Chaos Code by Richards, Justin.  388 pages.  Bloomsbury Publishing 2007. Join Matt on an action packed modern-day treasure hunt that takes him across the globe in search of a code fabled to have brought down Atlantis.

Cracker:  The Best Dog in Vietnam by Kadohata, Cynthia. 312 pages. Simon & Schuster Children’s Publishing 2007. Cracker is a female German shepherd who is trained to sniff out booby traps and other dangers to the US troops in the Vietnam War.  The story is told in alternating viewpoints between Cracker and her handler.

Deep and Dark and Dangerous by Hahn, Mary Downing.  187 pages.  Houghton Mifflin Company 2007. In this chilling ghost story Ali goes to spend the summer with her aunt and learns about a girl who disappeared and was presumed dead thirty years earlier.

Diamonds in the Shadow by Cooney, Caroline.  228 pages.  Random House,  2007.  Jared’s family takes in a refugee family fleeing a   war in Africa.  Unfortunately, there was one more person that made it to America from Africa.  He is looking for something the refugees have and will stop at nothing to get it.

Diary of a Wimpy Kid: A Novel in Cartoons by Kinney, Jeff.  217 pages.  Harry N. Abrams , Incorporated 2007. Through both text and pictures, Greg chronicles his hilarious first year of middle school.  Greg would like to be cool, popular and impress girls but nothing ever seems to work out the way he wants. (This is book 1 in the series, red cover)

Dragon Slippers by George, Jessica Day.  324 pages.  Bloomsbury Publishing 2007.  All Creel wants to do is move to the big city and become a seamstress.  Her fortunes change when she meets her first dragon and is given a magical pair of blue slippers.

Elijah of Buxton by Curtis, Christopher Paul.  395 pages. Scholastic Incorporated 2007.   Eleven-year-old Elijah was born into freedom in Canada but witnesses the cruelties of slavery when he takes a perilous mission into the United States.

Fire From the Rock by Draper, Sharon.  240 pages.  Penguin Group 2007. Sylvia is chosen to be one of the first black students to integrate Little Rock’s all white Central High School, chronicling first hand one of the most volatile moments of the civil rights movement’s history.

Football Genius by Green, Tim.  256 pages.  HarperCollins Publishers 2007.  Troy has the amazing ability to predict football plays before they happen.  If he can get anyone to listen to him perhaps he can help his favorite NRL team pull themselves out of their loosing streak.

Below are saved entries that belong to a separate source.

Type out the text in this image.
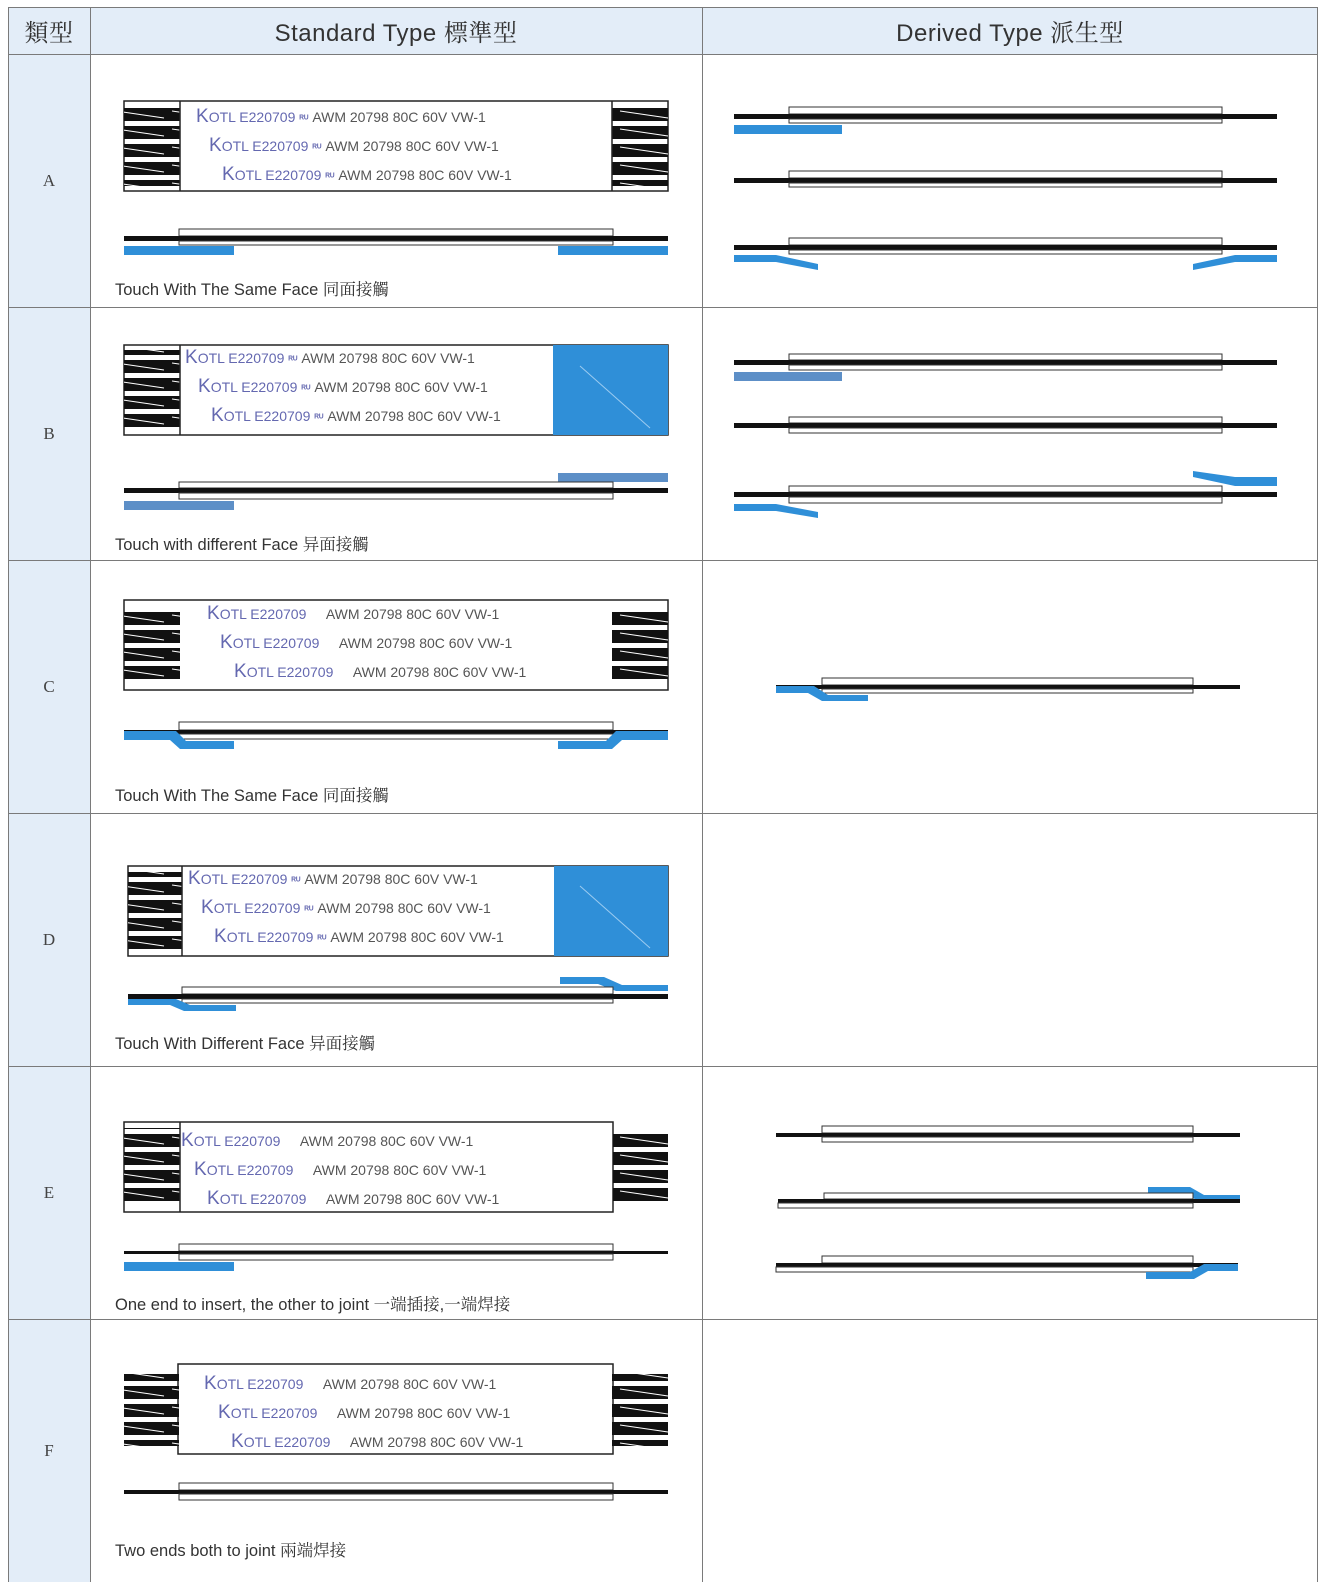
類型	Standard Type 標準型	Derived Type 派生型
A
B
C
D
E
F
KOTL E220709 ᴿᵁ AWM 20798 80C 60V VW-1
KOTL E220709 ᴿᵁ AWM 20798 80C 60V VW-1
KOTL E220709 ᴿᵁ AWM 20798 80C 60V VW-1
KOTL E220709 ᴿᵁ AWM 20798 80C 60V VW-1
KOTL E220709 ᴿᵁ AWM 20798 80C 60V VW-1
KOTL E220709 ᴿᵁ AWM 20798 80C 60V VW-1
KOTL E220709 AWM 20798 80C 60V VW-1
KOTL E220709 AWM 20798 80C 60V VW-1
KOTL E220709 AWM 20798 80C 60V VW-1
KOTL E220709 ᴿᵁ AWM 20798 80C 60V VW-1
KOTL E220709 ᴿᵁ AWM 20798 80C 60V VW-1
KOTL E220709 ᴿᵁ AWM 20798 80C 60V VW-1
KOTL E220709 AWM 20798 80C 60V VW-1
KOTL E220709 AWM 20798 80C 60V VW-1
KOTL E220709 AWM 20798 80C 60V VW-1
KOTL E220709 AWM 20798 80C 60V VW-1
KOTL E220709 AWM 20798 80C 60V VW-1
KOTL E220709 AWM 20798 80C 60V VW-1
Touch With The Same Face 同面接觸
Touch with different Face 异面接觸
Touch With The Same Face 同面接觸
Touch With Different Face 异面接觸
One end to insert, the other to joint 一端插接,一端焊接
Two ends both to joint 兩端焊接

Gabriel’s Horses by Hart, Alison.  224 pages.  Peachtree Publishers 2007. Gabriel, a slave on a Kentucky plantation that breeds and trains thoroughbreds, is determined to do whatever it takes to protect his beloved horses while the Civil War raging around him. 

Kimchi and Calamari by Kent, Rose.  220 pages. HarperCollins Publishers 2007.  Joseph is bewildered when he is given a family ancestry assignment.  Ethnically Joseph is Korean but he has been raised Italian by his adoptive Italian family.  This is the beginning of a quest in which ultimately Joseph comes to reconcile and accept his various ancestries and establish his own identity.

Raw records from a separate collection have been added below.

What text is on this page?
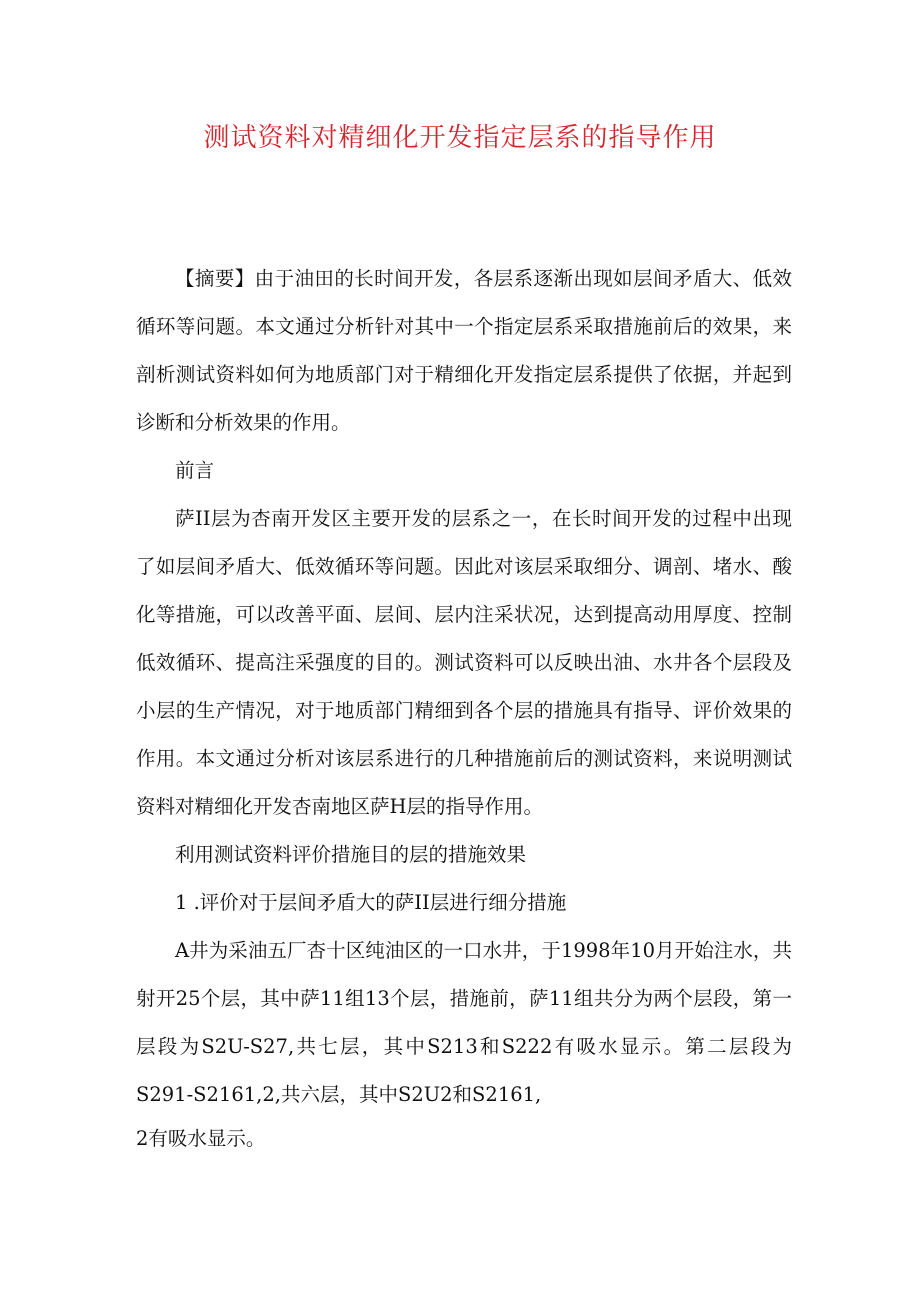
测试资料对精细化开发指定层系的指导作用

【摘要】由于油田的长时间开发，各层系逐渐出现如层间矛盾大、低效循环等问题。本文通过分析针对其中一个指定层系采取措施前后的效果，来剖析测试资料如何为地质部门对于精细化开发指定层系提供了依据，并起到诊断和分析效果的作用。

前言

萨II层为杏南开发区主要开发的层系之一，在长时间开发的过程中出现了如层间矛盾大、低效循环等问题。因此对该层采取细分、调剖、堵水、酸化等措施，可以改善平面、层间、层内注采状况，达到提高动用厚度、控制低效循环、提高注采强度的目的。测试资料可以反映出油、水井各个层段及小层的生产情况，对于地质部门精细到各个层的措施具有指导、评价效果的作用。本文通过分析对该层系进行的几种措施前后的测试资料，来说明测试资料对精细化开发杏南地区萨H层的指导作用。

利用测试资料评价措施目的层的措施效果

1 .评价对于层间矛盾大的萨II层进行细分措施

A井为采油五厂杏十区纯油区的一口水井，于1998年10月开始注水，共射开25个层，其中萨11组13个层，措施前，萨11组共分为两个层段，第一层段为S2U-S27,共七层，其中S213和S222有吸水显示。第二层段为S291-S2161,2,共六层，其中S2U2和S2161,

2有吸水显示。
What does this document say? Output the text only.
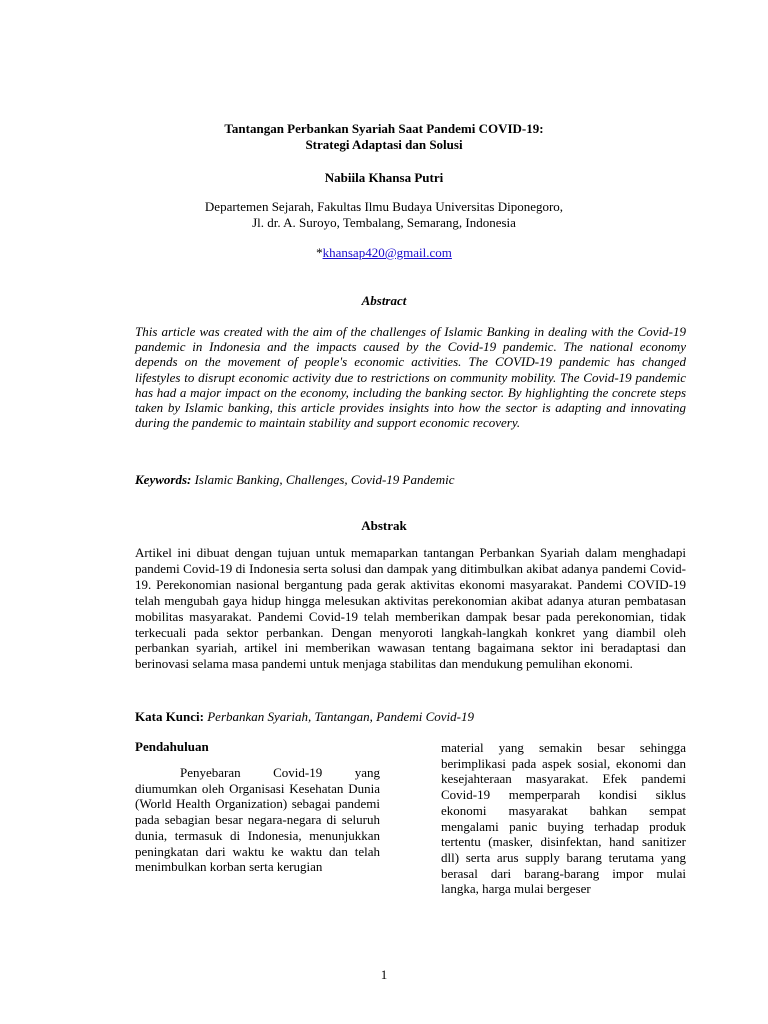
Tantangan Perbankan Syariah Saat Pandemi COVID-19:
Strategi Adaptasi dan Solusi
Nabiila Khansa Putri
Departemen Sejarah, Fakultas Ilmu Budaya Universitas Diponegoro,
Jl. dr. A. Suroyo, Tembalang, Semarang, Indonesia
*khansap420@gmail.com
Abstract
This article was created with the aim of the challenges of Islamic Banking in dealing with the Covid-19 pandemic in Indonesia and the impacts caused by the Covid-19 pandemic. The national economy depends on the movement of people's economic activities. The COVID-19 pandemic has changed lifestyles to disrupt economic activity due to restrictions on community mobility. The Covid-19 pandemic has had a major impact on the economy, including the banking sector. By highlighting the concrete steps taken by Islamic banking, this article provides insights into how the sector is adapting and innovating during the pandemic to maintain stability and support economic recovery.
Keywords: Islamic Banking, Challenges, Covid-19 Pandemic
Abstrak
Artikel ini dibuat dengan tujuan untuk memaparkan tantangan Perbankan Syariah dalam menghadapi pandemi Covid-19 di Indonesia serta solusi dan dampak yang ditimbulkan akibat adanya pandemi Covid-19. Perekonomian nasional bergantung pada gerak aktivitas ekonomi masyarakat. Pandemi COVID-19 telah mengubah gaya hidup hingga melesukan aktivitas perekonomian akibat adanya aturan pembatasan mobilitas masyarakat. Pandemi Covid-19 telah memberikan dampak besar pada perekonomian, tidak terkecuali pada sektor perbankan. Dengan menyoroti langkah-langkah konkret yang diambil oleh perbankan syariah, artikel ini memberikan wawasan tentang bagaimana sektor ini beradaptasi dan berinovasi selama masa pandemi untuk menjaga stabilitas dan mendukung pemulihan ekonomi.
Kata Kunci: Perbankan Syariah, Tantangan, Pandemi Covid-19
Pendahuluan
Penyebaran Covid-19 yang diumumkan oleh Organisasi Kesehatan Dunia (World Health Organization) sebagai pandemi pada sebagian besar negara-negara di seluruh dunia, termasuk di Indonesia, menunjukkan peningkatan dari waktu ke waktu dan telah menimbulkan korban serta kerugian
material yang semakin besar sehingga berimplikasi pada aspek sosial, ekonomi dan kesejahteraan masyarakat. Efek pandemi Covid-19 memperparah kondisi siklus ekonomi masyarakat bahkan sempat mengalami panic buying terhadap produk tertentu (masker, disinfektan, hand sanitizer dll) serta arus supply barang terutama yang berasal dari barang-barang impor mulai langka, harga mulai bergeser
1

Night of the Howling Dogs by Salisbury, Graham.  191 pages.  Random House Children’s Books 2007.  Taken off guard while camping on a remote beach in Hawaii, Dylan’s Boy Scout troop struggles to survive after they are separated by a tsunami.  This account is based on a true story.

Peak by Smith, Roland.  246 pages.  Harcourt Children’s Books 2007.  Peak Marcello loves to climb, it’s in his blood, but unfortunately he lives in Manhattan.  When Peak is sent to live with his father, who runs a climbing business in Asia, he takes on the challenge to become the youngest person to ever reach the summit of Mount Everest.

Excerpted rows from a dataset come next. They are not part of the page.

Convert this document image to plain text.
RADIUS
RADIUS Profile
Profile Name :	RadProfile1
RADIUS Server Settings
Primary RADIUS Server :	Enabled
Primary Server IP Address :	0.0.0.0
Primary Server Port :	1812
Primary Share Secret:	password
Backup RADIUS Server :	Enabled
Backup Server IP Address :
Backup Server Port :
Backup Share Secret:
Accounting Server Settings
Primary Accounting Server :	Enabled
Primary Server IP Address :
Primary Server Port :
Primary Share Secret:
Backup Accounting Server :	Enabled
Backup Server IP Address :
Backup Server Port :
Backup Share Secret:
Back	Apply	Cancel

Schooled by Korman, Gordon.  208 pages.  Hyperion Press 2007.  Capricorn has lived a completely isolated and sheltered life on a commune with his grandmother Rain.  When Rain ends up in the hospital a local social worker takes Capricorn in and sends him to Middle School.

So Totally Emily Ebers by Yee, Lisa.  280 pages. Scholastic 2007.  Following her parent’s divorce, Emily moves to California with her mom and befriends Millicent Min and Stanford Wong over the summer.